巡り合いの中で

(姫様は……)

 ふと、アリエルは主人の顔を思い出す。

 レナ姫は、幼少の頃から自分が次期女王であることを自覚していた。

 自覚していたからこそ、王女に相応しい教養と品格を身に着けようと努力していた。

 それらには大変な苦労が付き纏うが、レナ姫は一度も「辛い」と口に出さず、自分に課せられている使命を受け入れる。

 それが、正しい姿なのでは――

 そう、アリエルは認識していた。

 しかし、周囲から〈後継者(クレイド)〉と呼ばれているセネリオは、その自覚さえ乏しい。

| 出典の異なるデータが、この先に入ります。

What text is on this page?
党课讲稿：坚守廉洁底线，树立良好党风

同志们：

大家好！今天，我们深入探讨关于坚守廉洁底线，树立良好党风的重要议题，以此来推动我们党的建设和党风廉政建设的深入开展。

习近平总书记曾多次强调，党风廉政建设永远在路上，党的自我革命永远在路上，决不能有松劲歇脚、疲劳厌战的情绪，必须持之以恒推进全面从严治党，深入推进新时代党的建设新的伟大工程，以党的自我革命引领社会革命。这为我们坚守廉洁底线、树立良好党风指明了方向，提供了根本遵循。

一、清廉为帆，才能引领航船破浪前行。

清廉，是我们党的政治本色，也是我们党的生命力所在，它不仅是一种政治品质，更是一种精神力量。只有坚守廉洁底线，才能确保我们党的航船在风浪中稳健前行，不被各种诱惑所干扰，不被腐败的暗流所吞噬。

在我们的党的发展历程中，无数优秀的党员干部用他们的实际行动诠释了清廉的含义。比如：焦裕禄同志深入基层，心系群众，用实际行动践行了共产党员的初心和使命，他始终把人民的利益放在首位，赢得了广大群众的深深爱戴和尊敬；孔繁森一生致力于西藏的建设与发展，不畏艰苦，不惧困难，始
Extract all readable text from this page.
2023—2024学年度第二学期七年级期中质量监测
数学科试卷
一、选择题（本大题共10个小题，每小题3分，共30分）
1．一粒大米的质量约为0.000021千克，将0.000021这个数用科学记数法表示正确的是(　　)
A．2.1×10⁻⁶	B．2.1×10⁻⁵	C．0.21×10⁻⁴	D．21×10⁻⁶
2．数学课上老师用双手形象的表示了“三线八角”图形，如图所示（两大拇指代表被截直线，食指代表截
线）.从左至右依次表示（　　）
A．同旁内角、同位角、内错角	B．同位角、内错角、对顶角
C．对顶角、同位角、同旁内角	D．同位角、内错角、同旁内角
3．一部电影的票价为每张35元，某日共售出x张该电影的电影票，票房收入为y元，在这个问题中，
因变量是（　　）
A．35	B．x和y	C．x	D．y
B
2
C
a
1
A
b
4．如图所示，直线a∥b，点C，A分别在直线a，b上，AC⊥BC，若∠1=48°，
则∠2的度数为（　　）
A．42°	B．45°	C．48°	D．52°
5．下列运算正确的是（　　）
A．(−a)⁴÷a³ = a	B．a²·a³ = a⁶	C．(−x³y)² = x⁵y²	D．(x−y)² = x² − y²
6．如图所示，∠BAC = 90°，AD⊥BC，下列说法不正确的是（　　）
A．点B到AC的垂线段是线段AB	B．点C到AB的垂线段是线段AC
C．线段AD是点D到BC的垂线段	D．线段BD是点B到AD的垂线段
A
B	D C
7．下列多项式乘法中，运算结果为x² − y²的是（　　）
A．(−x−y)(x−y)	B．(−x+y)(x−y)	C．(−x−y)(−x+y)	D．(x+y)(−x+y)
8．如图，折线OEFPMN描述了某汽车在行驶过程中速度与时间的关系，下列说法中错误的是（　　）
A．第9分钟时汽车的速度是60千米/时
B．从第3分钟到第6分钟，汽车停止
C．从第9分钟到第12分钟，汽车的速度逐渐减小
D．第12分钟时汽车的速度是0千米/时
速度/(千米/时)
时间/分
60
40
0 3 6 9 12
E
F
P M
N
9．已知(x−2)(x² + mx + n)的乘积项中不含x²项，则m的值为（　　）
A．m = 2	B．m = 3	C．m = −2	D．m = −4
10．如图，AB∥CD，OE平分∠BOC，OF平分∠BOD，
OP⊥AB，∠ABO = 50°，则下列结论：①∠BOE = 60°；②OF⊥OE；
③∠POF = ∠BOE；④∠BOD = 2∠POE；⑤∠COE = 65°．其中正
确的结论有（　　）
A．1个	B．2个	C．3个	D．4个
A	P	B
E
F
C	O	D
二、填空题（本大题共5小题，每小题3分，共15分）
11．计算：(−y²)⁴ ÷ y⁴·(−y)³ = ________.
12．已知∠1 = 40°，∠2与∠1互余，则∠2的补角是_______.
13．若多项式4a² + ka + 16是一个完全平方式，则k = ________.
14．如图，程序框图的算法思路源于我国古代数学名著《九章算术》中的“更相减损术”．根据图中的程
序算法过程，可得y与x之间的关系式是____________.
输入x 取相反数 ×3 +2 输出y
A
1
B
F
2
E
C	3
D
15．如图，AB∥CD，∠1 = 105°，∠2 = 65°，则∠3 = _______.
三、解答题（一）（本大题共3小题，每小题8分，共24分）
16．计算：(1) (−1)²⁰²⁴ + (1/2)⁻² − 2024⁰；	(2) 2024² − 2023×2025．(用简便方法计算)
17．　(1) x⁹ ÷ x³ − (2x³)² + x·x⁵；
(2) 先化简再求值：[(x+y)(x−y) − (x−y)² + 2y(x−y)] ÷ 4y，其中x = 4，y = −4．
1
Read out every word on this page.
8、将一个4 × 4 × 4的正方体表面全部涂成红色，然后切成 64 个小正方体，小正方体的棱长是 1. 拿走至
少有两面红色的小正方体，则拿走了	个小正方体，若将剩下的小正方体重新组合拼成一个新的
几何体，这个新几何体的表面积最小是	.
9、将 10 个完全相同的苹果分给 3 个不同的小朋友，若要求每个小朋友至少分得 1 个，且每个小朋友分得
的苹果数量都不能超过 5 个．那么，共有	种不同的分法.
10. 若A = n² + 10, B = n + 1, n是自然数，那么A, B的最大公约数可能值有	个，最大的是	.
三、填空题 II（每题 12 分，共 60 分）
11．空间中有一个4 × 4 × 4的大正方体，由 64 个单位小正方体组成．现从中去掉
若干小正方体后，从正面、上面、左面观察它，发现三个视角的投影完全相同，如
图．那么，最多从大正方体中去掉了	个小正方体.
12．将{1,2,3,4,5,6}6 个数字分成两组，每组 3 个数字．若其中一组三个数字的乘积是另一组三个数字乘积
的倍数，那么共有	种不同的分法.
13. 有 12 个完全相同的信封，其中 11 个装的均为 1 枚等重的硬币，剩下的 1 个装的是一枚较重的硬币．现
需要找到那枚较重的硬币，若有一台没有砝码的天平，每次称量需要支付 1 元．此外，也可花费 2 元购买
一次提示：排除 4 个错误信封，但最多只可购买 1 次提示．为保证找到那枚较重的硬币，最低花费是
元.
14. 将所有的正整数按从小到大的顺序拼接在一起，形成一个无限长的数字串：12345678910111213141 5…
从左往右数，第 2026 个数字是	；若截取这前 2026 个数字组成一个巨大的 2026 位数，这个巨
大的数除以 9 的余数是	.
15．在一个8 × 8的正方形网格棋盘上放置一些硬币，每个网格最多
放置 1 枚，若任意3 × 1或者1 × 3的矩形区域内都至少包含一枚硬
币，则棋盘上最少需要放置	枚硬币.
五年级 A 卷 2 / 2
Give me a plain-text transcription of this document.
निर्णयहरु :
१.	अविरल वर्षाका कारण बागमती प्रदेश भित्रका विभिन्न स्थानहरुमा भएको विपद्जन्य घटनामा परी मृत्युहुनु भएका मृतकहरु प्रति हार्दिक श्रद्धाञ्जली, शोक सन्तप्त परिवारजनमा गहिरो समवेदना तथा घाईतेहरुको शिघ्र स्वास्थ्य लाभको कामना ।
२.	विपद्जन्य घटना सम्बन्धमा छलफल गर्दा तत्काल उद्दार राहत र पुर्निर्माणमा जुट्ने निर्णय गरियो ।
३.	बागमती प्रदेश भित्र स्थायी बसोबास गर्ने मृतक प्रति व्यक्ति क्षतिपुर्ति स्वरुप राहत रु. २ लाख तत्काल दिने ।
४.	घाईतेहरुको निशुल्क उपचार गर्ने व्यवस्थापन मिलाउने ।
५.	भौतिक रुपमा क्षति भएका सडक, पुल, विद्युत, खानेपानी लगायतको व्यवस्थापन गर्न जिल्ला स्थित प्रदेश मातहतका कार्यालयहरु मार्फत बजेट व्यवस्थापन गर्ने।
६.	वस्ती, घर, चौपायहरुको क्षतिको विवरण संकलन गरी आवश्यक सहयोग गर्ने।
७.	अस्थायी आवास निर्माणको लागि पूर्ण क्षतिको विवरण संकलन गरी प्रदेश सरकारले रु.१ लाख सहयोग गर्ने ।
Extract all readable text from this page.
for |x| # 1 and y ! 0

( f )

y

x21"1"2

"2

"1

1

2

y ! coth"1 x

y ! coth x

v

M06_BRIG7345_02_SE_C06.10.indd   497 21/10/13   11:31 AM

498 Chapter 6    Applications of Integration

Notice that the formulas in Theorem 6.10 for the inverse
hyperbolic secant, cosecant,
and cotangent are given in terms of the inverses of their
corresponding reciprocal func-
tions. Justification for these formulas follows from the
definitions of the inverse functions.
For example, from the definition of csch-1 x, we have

 あまつさえ「乗り気ではない」という理由で、見合いを途中退席する始末。

 敬愛している主人と真逆の存在であるセネリオに、アリエルは思わず辛辣な言葉を言い放つ。

「アリエル!?」

「もっと、自覚なさらないといけません」

「い、一応」

「あるのでしたら、逃げてはいけません」

「いや、今回は……」

「立場をお考え下さい」

 大人しい人物と認識していたアリエルからの予想外の言葉の数々に、セネリオは唖然とする。

 まさかこのようなことを言われるとは想像もできず、言葉に詰まってしまう。

 セネリオの気まずい表情から何を言ったのか理解できたのだろう、アリエルの顔から血の気が引いていく。

「も、申し訳ありません」

「アリエルって、言う時はシッカリと言うんだ。それも、厳しい言葉を。何というか……意外だ」

「い、今は……」

「心が痛い」

「ご気分を害し……」

「いや、いいさ」

 勿論、アリエルの発言には驚いた。

 だからといってセネリオは、腹立たしいとは思わなかった。

 今のところセネリオにあれこれと意見できるのは、父親の他にライアスしかいない。

 そのような中で臆せず面と向かって意見を言えるアリエルは貴重な存在で、面白い人物と認識する。

 異性の言動に辟易していたセネリオにとって、アリエルが発する一語一語が余程新鮮だったのだろう急に笑いだす。

 一方、セネリオの変化の理由がわからないアリエルはオドオドとしだし、無礼な行動を取ってしまったことは侍女仲間には内緒にして欲しいとお願いする。